Providing remote access for users direct to their PC is as simple as setting a fixed IP address for that PC then opening a firewall port (specifically for that user) and they can logon.
However scaling this solution up does present some challenges the first challenge is that the router will only support a certain number of port redirections and one has to be set up for each PC that needs to be accessed remotely In addition it becomes quite cumbersome to manage the fixed IP addresses for all the PC's and confirm that the right user has the right port number, record all that information and make sure that that information gets passed onto the user.
I've been looking for a better solution for this for some time Microsoft offer a product called remote desktop gateway which is very complicated in cumbersome to manage an I have been looking for a solution which provides the same functionality but is a lot less complex and onerous to manage plus be cost effective.
Today I have evaluated TSX gateway by thinstuff.com I have been aware of these guys for several years but haven't had a specific requirement to use any of their products.
The way that this product works is you install it in one location on your network, on an existing server and then all of the users connect from outside the network to that one [gateway] server, authenticate to that server and then connect to their own PC based only on the PC name. this means that no specific port number and no set of remote desktop icons is required.
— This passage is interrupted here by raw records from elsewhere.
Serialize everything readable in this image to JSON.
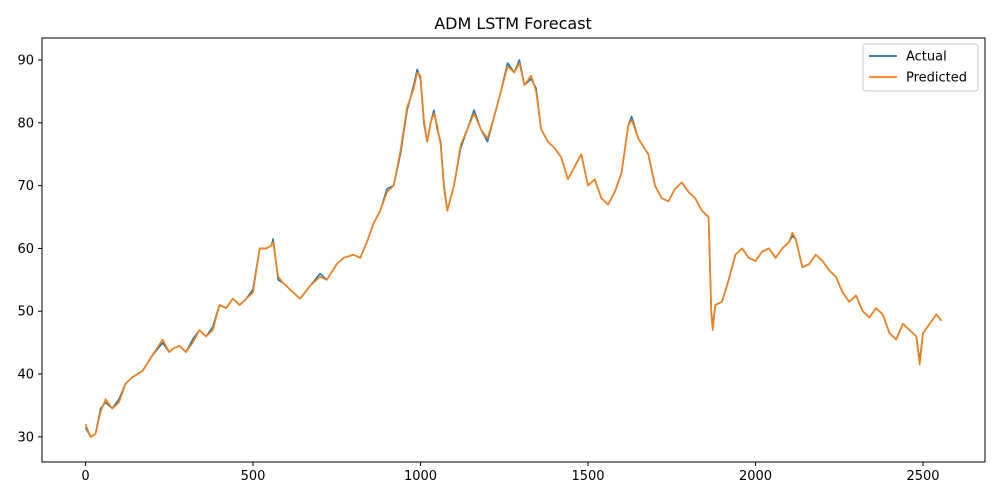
{
  "chart_data": {
    "type": "line",
    "title": "ADM LSTM Forecast",
    "xlabel": "",
    "ylabel": "",
    "xlim": [
      -130,
      2685
    ],
    "ylim": [
      26.0,
      93.5
    ],
    "xticks": [
      0,
      500,
      1000,
      1500,
      2000,
      2500
    ],
    "yticks": [
      30,
      40,
      50,
      60,
      70,
      80,
      90
    ],
    "grid": false,
    "legend": "top-right",
    "series": [
      {
        "name": "Actual",
        "color": "#1f77b4",
        "x": [
          0,
          15,
          30,
          45,
          60,
          80,
          100,
          120,
          140,
          170,
          200,
          230,
          250,
          260,
          280,
          300,
          320,
          340,
          360,
          380,
          400,
          420,
          440,
          460,
          480,
          500,
          520,
          540,
          555,
          560,
          575,
          590,
          610,
          640,
          670,
          700,
          720,
          750,
          770,
          800,
          820,
          840,
          860,
          880,
          900,
          920,
          940,
          960,
          980,
          990,
          1000,
          1010,
          1020,
          1030,
          1040,
          1050,
          1060,
          1070,
          1080,
          1100,
          1120,
          1140,
          1160,
          1180,
          1200,
          1220,
          1240,
          1260,
          1280,
          1295,
          1310,
          1330,
          1345,
          1360,
          1380,
          1400,
          1420,
          1440,
          1460,
          1480,
          1500,
          1520,
          1540,
          1560,
          1580,
          1600,
          1620,
          1630,
          1650,
          1680,
          1700,
          1720,
          1740,
          1760,
          1780,
          1800,
          1820,
          1840,
          1860,
          1868,
          1872,
          1880,
          1900,
          1920,
          1940,
          1960,
          1980,
          2000,
          2020,
          2040,
          2060,
          2080,
          2100,
          2110,
          2120,
          2140,
          2160,
          2180,
          2200,
          2220,
          2240,
          2260,
          2280,
          2300,
          2320,
          2340,
          2360,
          2380,
          2400,
          2420,
          2440,
          2460,
          2480,
          2490,
          2500,
          2520,
          2540,
          2555
        ],
        "y": [
          31.5,
          30.0,
          30.5,
          34.5,
          35.5,
          34.5,
          36.0,
          38.5,
          39.5,
          40.5,
          43.0,
          45.0,
          43.5,
          44.0,
          44.5,
          43.5,
          45.5,
          47.0,
          46.0,
          47.5,
          51.0,
          50.5,
          52.0,
          51.0,
          52.0,
          53.5,
          60.0,
          60.0,
          60.5,
          61.5,
          55.0,
          54.5,
          53.5,
          52.0,
          54.0,
          56.0,
          55.0,
          57.5,
          58.5,
          59.0,
          58.5,
          61.0,
          64.0,
          66.0,
          69.5,
          70.0,
          75.0,
          82.0,
          86.0,
          88.5,
          87.0,
          80.0,
          77.0,
          80.0,
          82.0,
          79.0,
          77.0,
          70.0,
          66.0,
          70.0,
          76.0,
          79.0,
          82.0,
          79.0,
          77.0,
          81.0,
          85.0,
          89.5,
          88.0,
          90.0,
          86.0,
          87.0,
          85.5,
          79.0,
          77.0,
          76.0,
          74.5,
          71.0,
          73.0,
          75.0,
          70.0,
          71.0,
          68.0,
          67.0,
          69.0,
          72.0,
          79.5,
          81.0,
          77.5,
          75.0,
          70.0,
          68.0,
          67.5,
          69.5,
          70.5,
          69.0,
          68.0,
          66.0,
          65.0,
          50.0,
          47.5,
          51.0,
          51.5,
          55.0,
          59.0,
          60.0,
          58.5,
          58.0,
          59.5,
          60.0,
          58.5,
          60.0,
          61.0,
          62.0,
          61.5,
          57.0,
          57.5,
          59.0,
          58.0,
          56.5,
          55.5,
          53.0,
          51.5,
          52.5,
          50.0,
          49.0,
          50.5,
          49.5,
          46.5,
          45.5,
          48.0,
          47.0,
          46.0,
          42.0,
          46.5,
          48.0,
          49.5,
          48.5
        ]
      },
      {
        "name": "Predicted",
        "color": "#ff7f0e",
        "x": [
          0,
          15,
          30,
          45,
          60,
          80,
          100,
          120,
          140,
          170,
          200,
          230,
          250,
          260,
          280,
          300,
          320,
          340,
          360,
          380,
          400,
          420,
          440,
          460,
          480,
          500,
          520,
          540,
          555,
          560,
          575,
          590,
          610,
          640,
          670,
          700,
          720,
          750,
          770,
          800,
          820,
          840,
          860,
          880,
          900,
          920,
          940,
          960,
          980,
          990,
          1000,
          1010,
          1020,
          1030,
          1040,
          1050,
          1060,
          1070,
          1080,
          1100,
          1120,
          1140,
          1160,
          1180,
          1200,
          1220,
          1240,
          1260,
          1280,
          1295,
          1310,
          1330,
          1345,
          1360,
          1380,
          1400,
          1420,
          1440,
          1460,
          1480,
          1500,
          1520,
          1540,
          1560,
          1580,
          1600,
          1620,
          1630,
          1650,
          1680,
          1700,
          1720,
          1740,
          1760,
          1780,
          1800,
          1820,
          1840,
          1860,
          1868,
          1872,
          1880,
          1900,
          1920,
          1940,
          1960,
          1980,
          2000,
          2020,
          2040,
          2060,
          2080,
          2100,
          2110,
          2120,
          2140,
          2160,
          2180,
          2200,
          2220,
          2240,
          2260,
          2280,
          2300,
          2320,
          2340,
          2360,
          2380,
          2400,
          2420,
          2440,
          2460,
          2480,
          2490,
          2500,
          2520,
          2540,
          2555
        ],
        "y": [
          32.0,
          30.0,
          30.5,
          34.0,
          36.0,
          34.5,
          35.5,
          38.5,
          39.5,
          40.5,
          43.0,
          45.5,
          43.5,
          44.0,
          44.5,
          43.5,
          45.0,
          47.0,
          46.0,
          47.0,
          51.0,
          50.5,
          52.0,
          51.0,
          52.0,
          53.0,
          60.0,
          60.0,
          60.5,
          61.0,
          55.5,
          54.5,
          53.5,
          52.0,
          54.0,
          55.5,
          55.0,
          57.5,
          58.5,
          59.0,
          58.5,
          61.0,
          64.0,
          66.0,
          69.0,
          70.0,
          75.5,
          82.5,
          85.5,
          88.0,
          87.5,
          80.5,
          77.0,
          80.0,
          81.5,
          79.5,
          76.5,
          69.5,
          66.0,
          70.0,
          76.5,
          79.0,
          81.5,
          79.0,
          77.5,
          81.0,
          85.0,
          89.0,
          88.0,
          89.5,
          86.0,
          87.5,
          85.0,
          79.0,
          77.0,
          76.0,
          74.5,
          71.0,
          73.0,
          75.0,
          70.0,
          71.0,
          68.0,
          67.0,
          69.0,
          72.0,
          79.5,
          80.5,
          77.5,
          75.0,
          70.0,
          68.0,
          67.5,
          69.5,
          70.5,
          69.0,
          68.0,
          66.0,
          65.0,
          49.5,
          47.0,
          51.0,
          51.5,
          55.0,
          59.0,
          60.0,
          58.5,
          58.0,
          59.5,
          60.0,
          58.5,
          60.0,
          61.0,
          62.5,
          61.5,
          57.0,
          57.5,
          59.0,
          58.0,
          56.5,
          55.5,
          53.0,
          51.5,
          52.5,
          50.0,
          49.0,
          50.5,
          49.5,
          46.5,
          45.5,
          48.0,
          47.0,
          46.0,
          41.5,
          46.5,
          48.0,
          49.5,
          48.5
        ]
      }
    ]
  }
}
Also if user needs to use another PC or gets a new one it's just as simple as them using the other PC name that they would like to connect to and so long as I have given them access to that PC they can connect without further requirement for support or interaction with me.
There are another couple of benefits to this product as well:
- A reduction in support costs to manage this scaled out remote desktop solution
- The data is now transferred over the web using HTTPS (Port 443) which should allow users to connect from locations that would normally block traditional remote desktop connections. This is because HTTPS is the same protocol that the normal modern internet web pages use. For example if you are connecting from a library, a coffee shop or McDonald's hotspot you should be able to connect as usual without impediment.
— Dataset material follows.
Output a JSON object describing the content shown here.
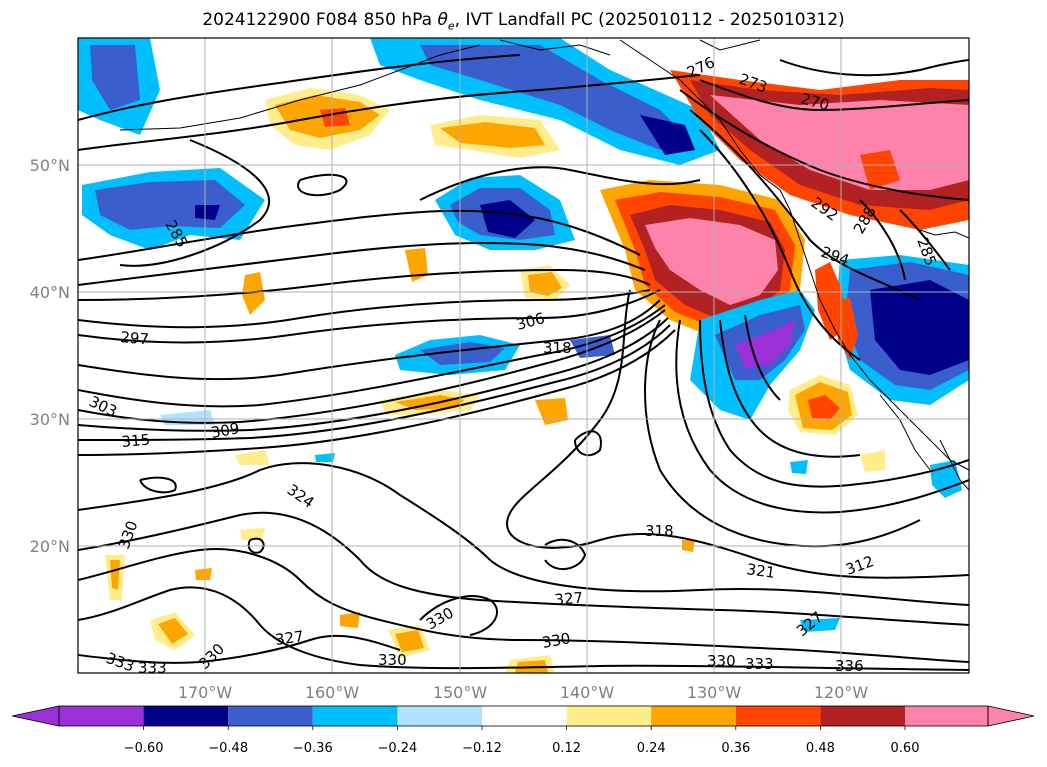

- Closing port numbers 3389, 3391, 3392… etc should also reduce hammering attacks (where someone on the internet constantly tries to connect to your PC using usually random names and passwords) this will offload this task from the PC meaning that each PC no longer needs a product such as https://rdpguard.com (approx. US$50-70 *per PC*) plus install and maintenance costs associated with that. Base in mind that any hammering would now happen at the gateway.
- Additionally, the software allows [requires], for creation of one central SSL security certificate to identify the gateway server end. Once all the PCs are aware of this certificate it is probably not feasible for a hacker to "pose as" your remote desktop PC, intercept your password and store that to allow connection later. Although that would be a very unusual and quite complex thing to do under normal/current circumstances it's a benefit to be able to secure the system with a certificate. This does mean that you require a basic certificate in place for this purpose. You have 2 options for the certificate:
The free included certificate which the gateway software creates itself. This needs to be manually (but easily) installed on each PC that will connect remotely.
Or, alternatively you can purchase a public certificate for about $50 per year which means that any PC on the Internet (for example staff home PCs) can connect to your remote desktop PCs so long as they have the password without any setup requirement.
The software is US $259.00 for unlimited connections and can install on one of your existing servers.
This blog post has been provided for the benefit of digitalwelcomemat IT customers.
Treat this information as informative only and do not take actions or make decisions on the basis of the information contained here. All IT decisions and actions should be made after consultation with your chosen IT professional taking into account all the of the relevant factors.